I imagine because if an adversary can a chroot environment, then they can trick anything using that chroot to use different binaries.


I have these thoughts about Homebrew also.

macOS apps have to be signed and notarised to run without a warning, which is a pretty big part of the defence picture for this software - the certificates can be revoked at any time to block the software if malicious behaviour is identified.

However, if I install Homebrew, then install python, then install a pip package, there's really no kind of scanning/notarization/checking happening at all. I wonder if this is something Apple has ever looked into - it seems like the exact scenario where you'd want to sandbox it away from the rest of the system.


> However, if I install Homebrew, then install python, then install a pip package, there's really no kind of scanning/notarization/checking happening at all.

There is: you are running that pip package in a chain of processes: Terminal (or iTerm, or whatever) - your shell - python - pip package. In this chain, Terminal has "Developer Tools" privilege, which allows you to run software, that does not meet the system's security policy.

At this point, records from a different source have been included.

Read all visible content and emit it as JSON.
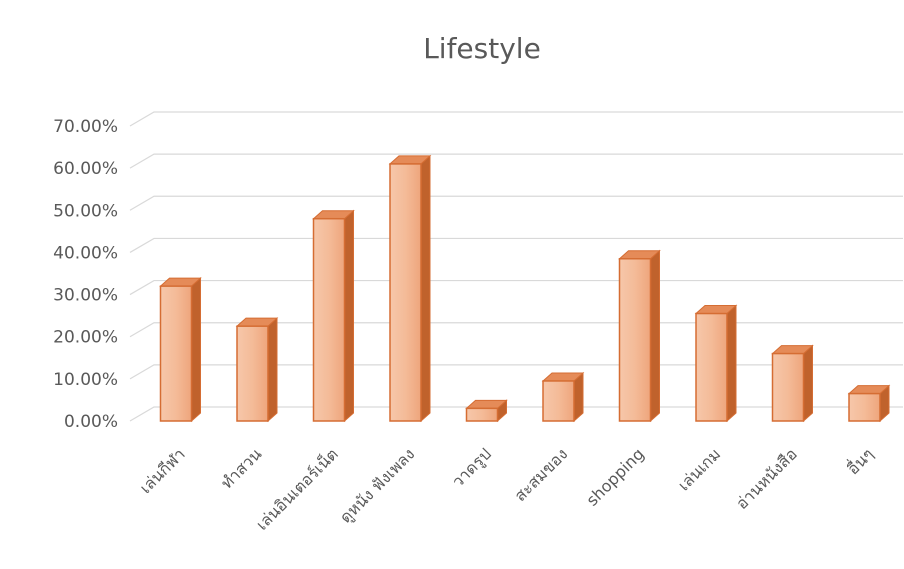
{
  "chart_data": {
    "type": "bar",
    "title": "Lifestyle",
    "categories": [
      "เล่นกีฬา",
      "ทำสวน",
      "เล่นอินเตอร์เน็ต",
      "ดูหนัง ฟังเพลง",
      "วาดรูป",
      "สะสมของ",
      "shopping",
      "เล่นเกม",
      "อ่านหนังสือ",
      "อื่นๆ"
    ],
    "values": [
      32,
      22.5,
      48,
      61,
      3,
      9.5,
      38.5,
      25.5,
      16,
      6.5
    ],
    "ylim": [
      0,
      70
    ],
    "yticks": [
      "0.00%",
      "10.00%",
      "20.00%",
      "30.00%",
      "40.00%",
      "50.00%",
      "60.00%",
      "70.00%"
    ],
    "xlabel": "",
    "ylabel": "",
    "grid": true,
    "bar_style": "3d-column",
    "colors": {
      "bar_front": "#f2b48f",
      "bar_front_light": "#f7cdb3",
      "bar_side": "#c0622c",
      "bar_top": "#e58b58",
      "bar_outline": "#d56d33"
    }
  }
}
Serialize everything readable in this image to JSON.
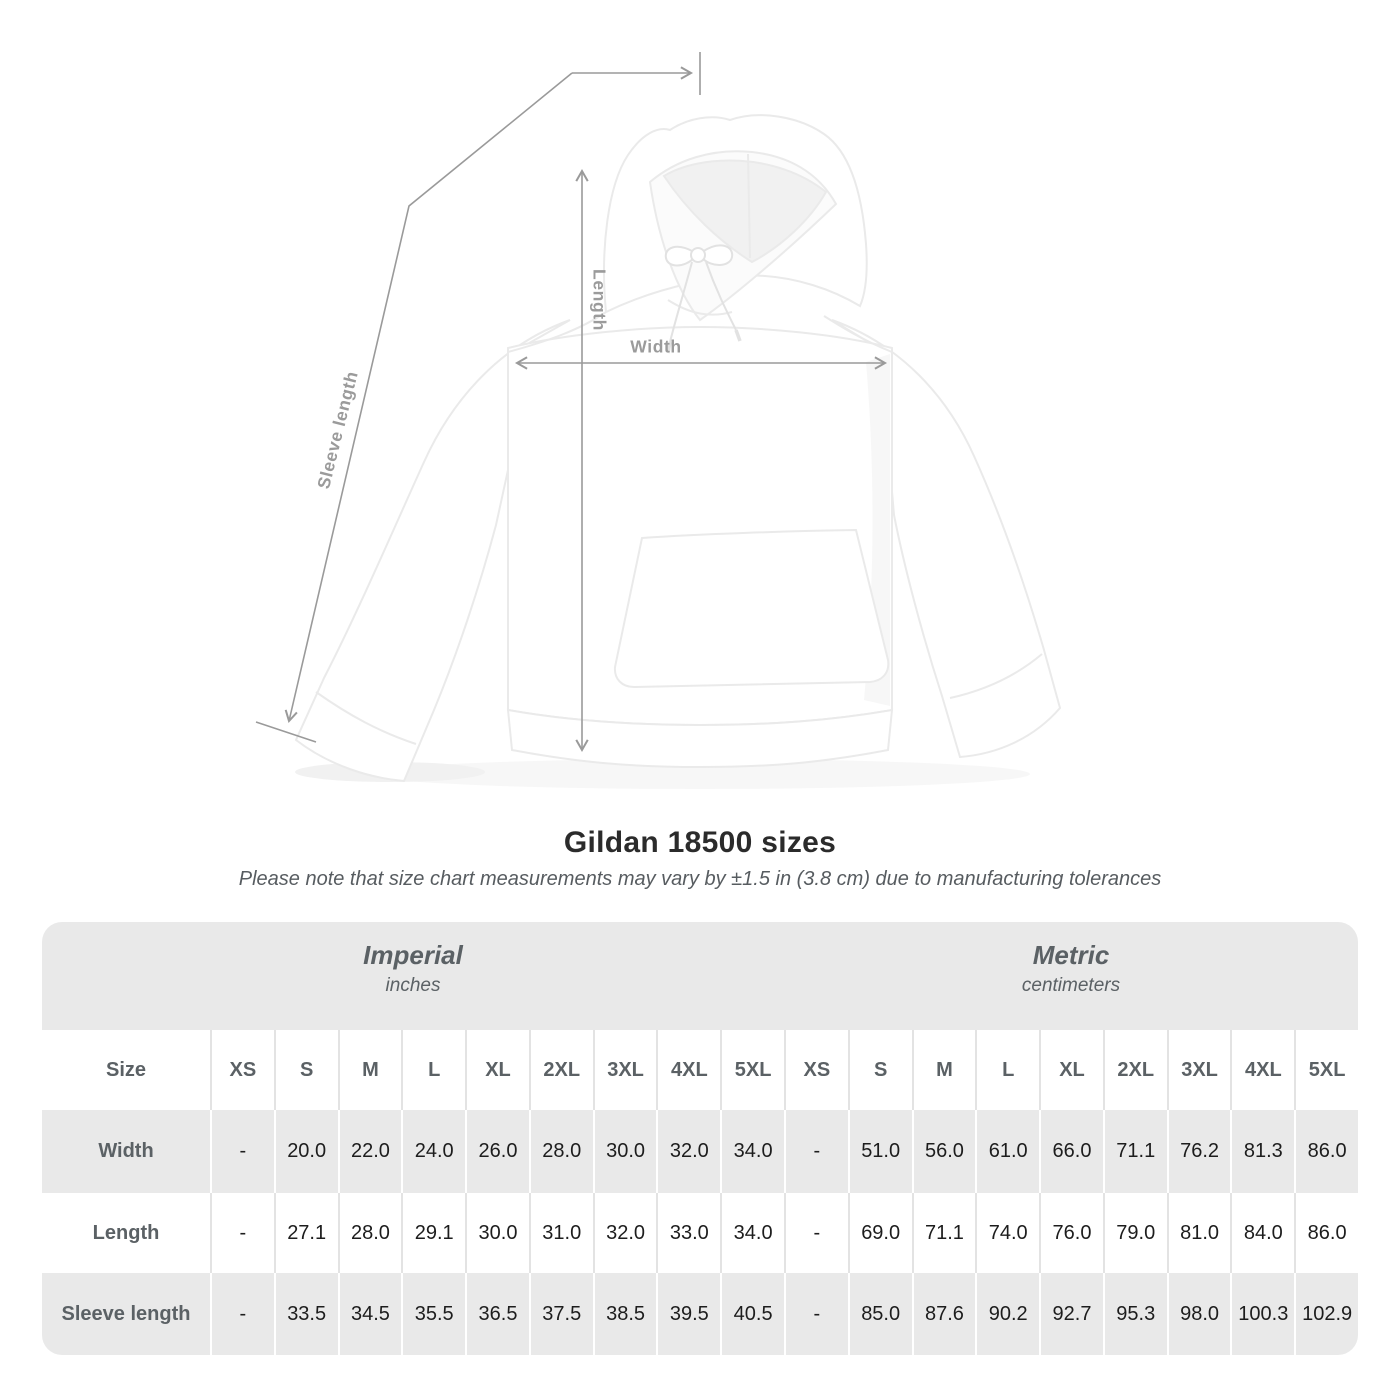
{
  "diagram_labels": {
    "length": "Length",
    "width": "Width",
    "sleeve_length": "Sleeve length"
  },
  "chart_data": {
    "type": "table",
    "title": "Gildan 18500 sizes",
    "note": "Please note that size chart measurements may vary by ±1.5 in (3.8 cm) due to manufacturing tolerances",
    "unit_headers": [
      {
        "label": "Imperial",
        "sub": "inches"
      },
      {
        "label": "Metric",
        "sub": "centimeters"
      }
    ],
    "size_header": [
      "Size",
      "XS",
      "S",
      "M",
      "L",
      "XL",
      "2XL",
      "3XL",
      "4XL",
      "5XL",
      "XS",
      "S",
      "M",
      "L",
      "XL",
      "2XL",
      "3XL",
      "4XL",
      "5XL"
    ],
    "rows": [
      {
        "label": "Width",
        "values": [
          "-",
          "20.0",
          "22.0",
          "24.0",
          "26.0",
          "28.0",
          "30.0",
          "32.0",
          "34.0",
          "-",
          "51.0",
          "56.0",
          "61.0",
          "66.0",
          "71.1",
          "76.2",
          "81.3",
          "86.0"
        ]
      },
      {
        "label": "Length",
        "values": [
          "-",
          "27.1",
          "28.0",
          "29.1",
          "30.0",
          "31.0",
          "32.0",
          "33.0",
          "34.0",
          "-",
          "69.0",
          "71.1",
          "74.0",
          "76.0",
          "79.0",
          "81.0",
          "84.0",
          "86.0"
        ]
      },
      {
        "label": "Sleeve length",
        "values": [
          "-",
          "33.5",
          "34.5",
          "35.5",
          "36.5",
          "37.5",
          "38.5",
          "39.5",
          "40.5",
          "-",
          "85.0",
          "87.6",
          "90.2",
          "92.7",
          "95.3",
          "98.0",
          "100.3",
          "102.9"
        ]
      }
    ]
  },
  "colors": {
    "band_gray": "#e9e9e9",
    "separator_on_white": "#e3e3e3",
    "separator_on_gray": "#ffffff",
    "header_text": "#5b6165",
    "data_text": "#1d1d1d",
    "measure_line": "#9a9a9a",
    "measure_label": "#9b9b9b",
    "title_text": "#2b2b2b"
  }
}
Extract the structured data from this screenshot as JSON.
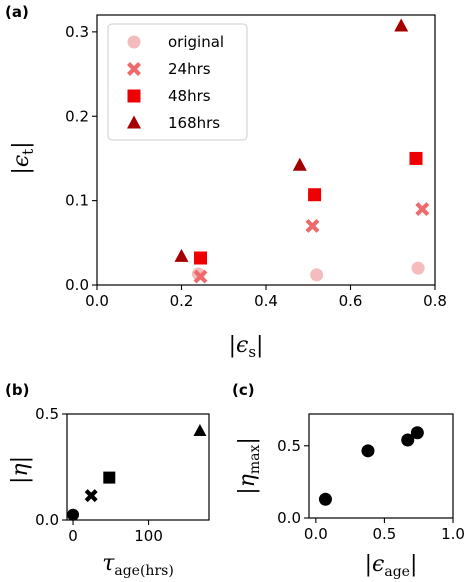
{
  "chart_data": [
    {
      "panel": "(a)",
      "type": "scatter",
      "xlim": [
        0.0,
        0.8
      ],
      "ylim": [
        0.0,
        0.32
      ],
      "xticks": [
        "0.0",
        "0.2",
        "0.4",
        "0.6",
        "0.8"
      ],
      "yticks": [
        "0.0",
        "0.1",
        "0.2",
        "0.3"
      ],
      "xlabel": {
        "bar": "|",
        "sym": "ϵ",
        "sub": "s"
      },
      "ylabel": {
        "bar": "|",
        "sym": "ϵ",
        "sub": "t"
      },
      "legend_position": "top-left",
      "grid": false,
      "series": [
        {
          "name": "original",
          "marker": "circle",
          "color": "#f4bcbc",
          "x": [
            0.24,
            0.52,
            0.76
          ],
          "y": [
            0.013,
            0.012,
            0.02
          ]
        },
        {
          "name": "24hrs",
          "marker": "x",
          "color": "#ef6b6b",
          "x": [
            0.245,
            0.51,
            0.77
          ],
          "y": [
            0.01,
            0.07,
            0.09
          ]
        },
        {
          "name": "48hrs",
          "marker": "square",
          "color": "#ef0000",
          "x": [
            0.245,
            0.515,
            0.755
          ],
          "y": [
            0.032,
            0.107,
            0.15
          ]
        },
        {
          "name": "168hrs",
          "marker": "triangle",
          "color": "#a50000",
          "x": [
            0.2,
            0.48,
            0.72
          ],
          "y": [
            0.034,
            0.142,
            0.307
          ]
        }
      ]
    },
    {
      "panel": "(b)",
      "type": "scatter",
      "xlim": [
        -8,
        180
      ],
      "ylim": [
        0.0,
        0.5
      ],
      "xticks": [
        "0",
        "100"
      ],
      "yticks": [
        "0.0",
        "0.5"
      ],
      "xlabel": {
        "sym": "τ",
        "sub": "age(hrs)"
      },
      "ylabel": {
        "bar": "|",
        "sym": "η"
      },
      "grid": false,
      "points": [
        {
          "x": 0,
          "y": 0.025,
          "marker": "circle",
          "color": "#000000"
        },
        {
          "x": 24,
          "y": 0.115,
          "marker": "x",
          "color": "#000000"
        },
        {
          "x": 48,
          "y": 0.2,
          "marker": "square",
          "color": "#000000"
        },
        {
          "x": 168,
          "y": 0.42,
          "marker": "triangle",
          "color": "#000000"
        }
      ]
    },
    {
      "panel": "(c)",
      "type": "scatter",
      "xlim": [
        -0.05,
        1.0
      ],
      "ylim": [
        0.0,
        0.72
      ],
      "xticks": [
        "0.0",
        "0.5",
        "1.0"
      ],
      "yticks": [
        "0.0",
        "0.5"
      ],
      "xlabel": {
        "bar": "|",
        "sym": "ϵ",
        "sub": "age"
      },
      "ylabel": {
        "bar": "|",
        "sym": "η",
        "sub": "max"
      },
      "grid": false,
      "points": [
        {
          "x": 0.07,
          "y": 0.13,
          "marker": "circle",
          "color": "#000000"
        },
        {
          "x": 0.38,
          "y": 0.465,
          "marker": "circle",
          "color": "#000000"
        },
        {
          "x": 0.67,
          "y": 0.54,
          "marker": "circle",
          "color": "#000000"
        },
        {
          "x": 0.74,
          "y": 0.59,
          "marker": "circle",
          "color": "#000000"
        }
      ]
    }
  ]
}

You can disable this privilege in System settings, Privacy and Security panel.


EDIT: Having looked at this again, I'm not sure the Developer Tools privilege is even required to run essentially arbitrary software in Terminal. Homebrew still works without Developer Tools installed, as do interpreted runtimes. If I can even run an arbitrary shell script then the privilege is pointless, which makes the case for a dedicated sandbox for Terminal even more important.

This is my point, Terminal with Developer Tools privilege is essentially granting carte blanche privilege to every sub-process running there, which is not really necessary.

If I could pop a Terminal with a restrictive scope, allowing read and write access only within that directory tree it would be a much better situation than we have now. macOS' permission system isn't really that far away anyway - I can already disable Terminal's permissions to access anything else same as other apps.

Essentially a basic and very limited not-even-a-chroot would be a vast improvement and would still offer an adequate sandbox.


Yeah, but we need to analyze picture as a whole. And by default, chroot is banned while running as root arbitrary stuff downloaded from the internets is not.


Only in terminal and only if you have developer tools installed. Otherwise, it is not.


That's indeed the point of chroot. It's a feature not a bug.